So many thoughts on my mind... decisions to make... not sure which way to go... will have to keep praying for direction.
When we decided to move here, our initial thought was that I would look for a full time teaching position so that we could find a place of our own to live after maybe 6 months, and so that I could help support Robert as he went to school...
Then I decided that moving to a new place and getting a full time job would be difficult for the kids and for me. So, we decided that maybe staying home or looking for a part time job would be a better idea. If I find a part time teaching position, we could bring in a little more money to save for moving out, and it would allow me to teach some and get the kids in preschool part time.
As I've written about in the past, I had an interview for a learning center coordinator position at a UMS, and it didn't work out. I'm glad that didn't work out because I know now that it wasn't a God thing. I wasn't completely happy with my childcare options, and the job would be a lot of work for not much money. I had an interview on Monday at Wylie Prep, and it went well, but I'm not sure if it makes sense financially. I haven't been offered the job officially, so I may not have a decision to make, but I'm pretty sure it will happen after the interview that I had. The problem is, I don't know if after childcare and gas that I will be able to bring anything home. And even though it is my dream position (8th grade English!), I'm not sure if it will be worth it. I mean, I would almost be working for nothing. Because I have three children, preschool is expensive for them... even when it is highly discounted through the school. But, it would give them the opportunity to be in preschool and give me a foot in the door, more experience, and the ability to do something that I have a passion for... So, if I am offered the job, I have a decision to make.
I know that God brought us here for a reason. I know that He will guide us where we are supposed to be. I know that He will open the doors that He feels are right for our family and close all other doors.

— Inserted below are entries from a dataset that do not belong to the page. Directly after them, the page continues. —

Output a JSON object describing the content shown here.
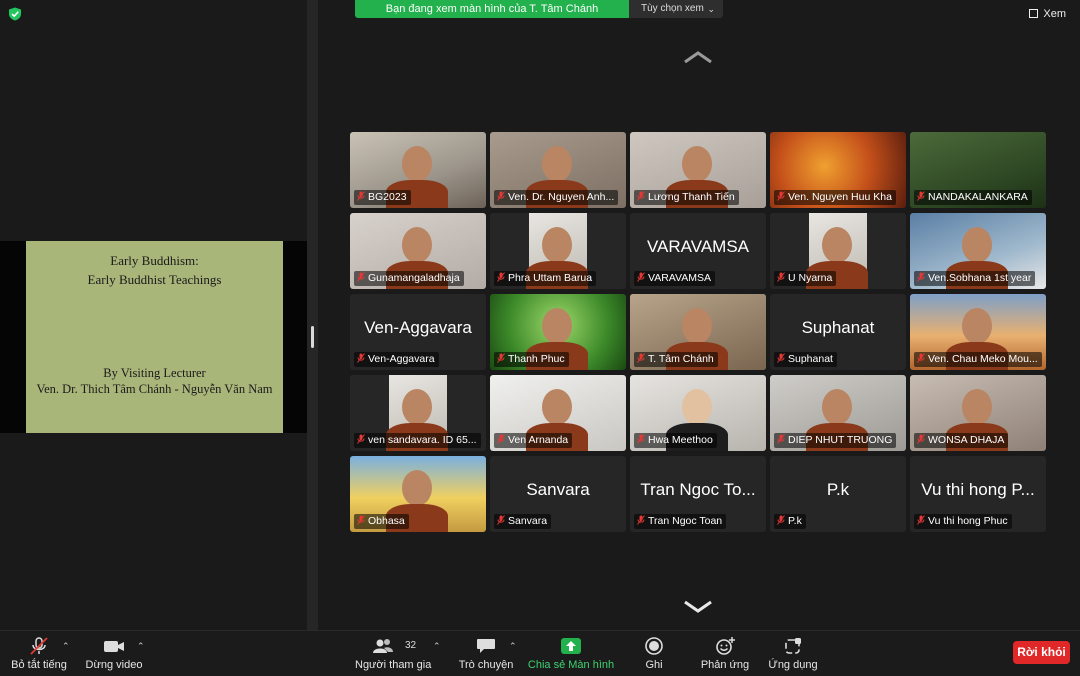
{
  "banner": {
    "text": "Bạn đang xem màn hình của T. Tâm Chánh",
    "view_options": "Tùy chọn xem"
  },
  "view_button": "Xem",
  "slide": {
    "line1": "Early Buddhism:",
    "line2": "Early Buddhist Teachings",
    "line3": "By Visiting Lecturer",
    "line4": "Ven. Dr. Thich Tâm Chánh - Nguyễn Văn Nam"
  },
  "participants": [
    {
      "name": "BG2023",
      "video": true
    },
    {
      "name": "Ven. Dr. Nguyen Anh...",
      "video": true
    },
    {
      "name": "Lương Thanh Tiến",
      "video": true
    },
    {
      "name": "Ven. Nguyen Huu Kha",
      "video": true
    },
    {
      "name": "NANDAKALANKARA",
      "video": true
    },
    {
      "name": "Gunamangaladhaja",
      "video": true
    },
    {
      "name": "Phra Uttam Barua",
      "video": true
    },
    {
      "name": "VARAVAMSA",
      "video": false,
      "big": "VARAVAMSA"
    },
    {
      "name": "U Nyarna",
      "video": true
    },
    {
      "name": "Ven.Sobhana 1st year",
      "video": true
    },
    {
      "name": "Ven-Aggavara",
      "video": false,
      "big": "Ven-Aggavara"
    },
    {
      "name": "Thanh Phuc",
      "video": true
    },
    {
      "name": "T. Tâm Chánh",
      "video": true,
      "active": true
    },
    {
      "name": "Suphanat",
      "video": false,
      "big": "Suphanat"
    },
    {
      "name": "Ven. Chau Meko Mou...",
      "video": true
    },
    {
      "name": "ven sandavara. ID 65...",
      "video": true
    },
    {
      "name": "Ven Arnanda",
      "video": true
    },
    {
      "name": "Hwa Meethoo",
      "video": true
    },
    {
      "name": "DIEP NHUT TRUONG",
      "video": true
    },
    {
      "name": "WONSA DHAJA",
      "video": true
    },
    {
      "name": "Obhasa",
      "video": true
    },
    {
      "name": "Sanvara",
      "video": false,
      "big": "Sanvara"
    },
    {
      "name": "Tran Ngoc Toan",
      "video": false,
      "big": "Tran Ngoc To..."
    },
    {
      "name": "P.k",
      "video": false,
      "big": "P.k"
    },
    {
      "name": "Vu thi hong Phuc",
      "video": false,
      "big": "Vu thi hong P..."
    }
  ],
  "toolbar": {
    "mute": "Bỏ tắt tiếng",
    "video": "Dừng video",
    "participants": "Người tham gia",
    "participants_count": "32",
    "chat": "Trò chuyện",
    "share": "Chia sẻ Màn hình",
    "record": "Ghi",
    "reactions": "Phản ứng",
    "apps": "Ứng dụng",
    "leave": "Rời khỏi"
  },
  "colors": {
    "share_green": "#22b14c",
    "leave_red": "#e02828",
    "active_border": "#3ad16c",
    "slide_bg": "#a8b67a"
  }
}
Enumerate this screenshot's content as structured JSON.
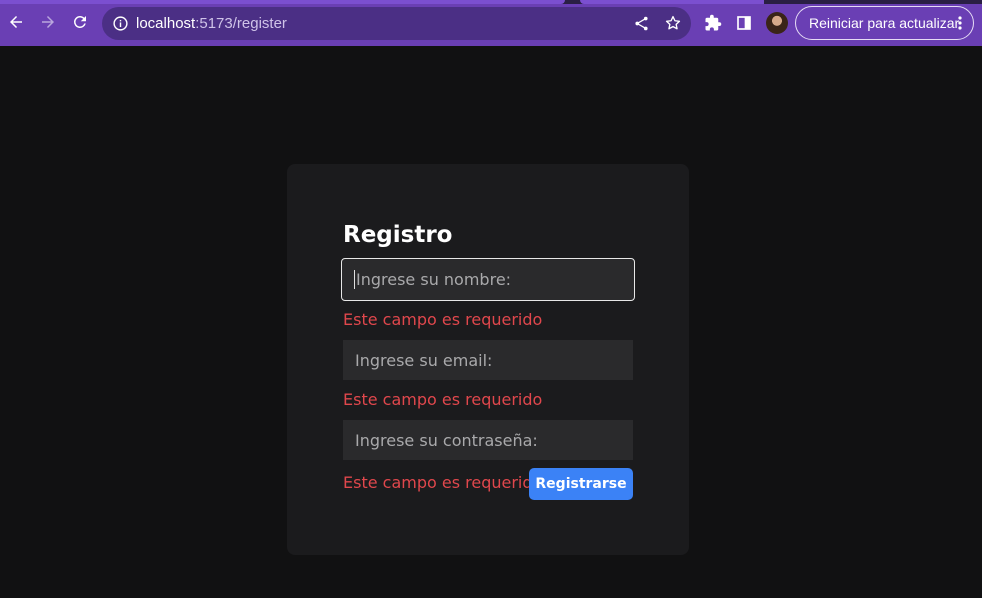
{
  "browser": {
    "url_host": "localhost",
    "url_path": ":5173/register",
    "update_button_label": "Reiniciar para actualizar",
    "icons": [
      "back-icon",
      "forward-icon",
      "reload-icon",
      "info-icon",
      "share-icon",
      "star-icon",
      "extensions-icon",
      "side-panel-icon",
      "kebab-menu-icon"
    ]
  },
  "form": {
    "title": "Registro",
    "name_placeholder": "Ingrese su nombre:",
    "email_placeholder": "Ingrese su email:",
    "password_placeholder": "Ingrese su contraseña:",
    "name_error": "Este campo es requerido",
    "email_error": "Este campo es requerido",
    "password_error": "Este campo es requerido",
    "submit_label": "Registrarse"
  },
  "colors": {
    "chrome": "#6a3fb4",
    "page_background": "#111112",
    "card_background": "#1b1b1d",
    "error": "#e0474c",
    "primary_button": "#3b82f6"
  }
}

The biggest thing that I struggle with is not having our own place. It is comfortable here, it isn't strange living at my in-laws, and I love the area, but it's just not our own place. And having three kids, it's tough not having a yard.
At this point, though, I'm thinking that the benefits outweigh the negatives. I can easily take the kids to the playground, be involved in church activities, etc.
So, we'll see what happens. Ultimately, as I've said, I know that God will guide us in the right direction. If I don't end up working this year, then I can always try again next year :). And next year Karis will be in school, so it won't be as difficult.
It's funny because everyone has an opinion. Some friends/family think I should stay home. Some think I should teach part time. Some think I should teach full time... So, I'm learning that it just doesn't matter what others think... but that God will give us the answer that is right for our family.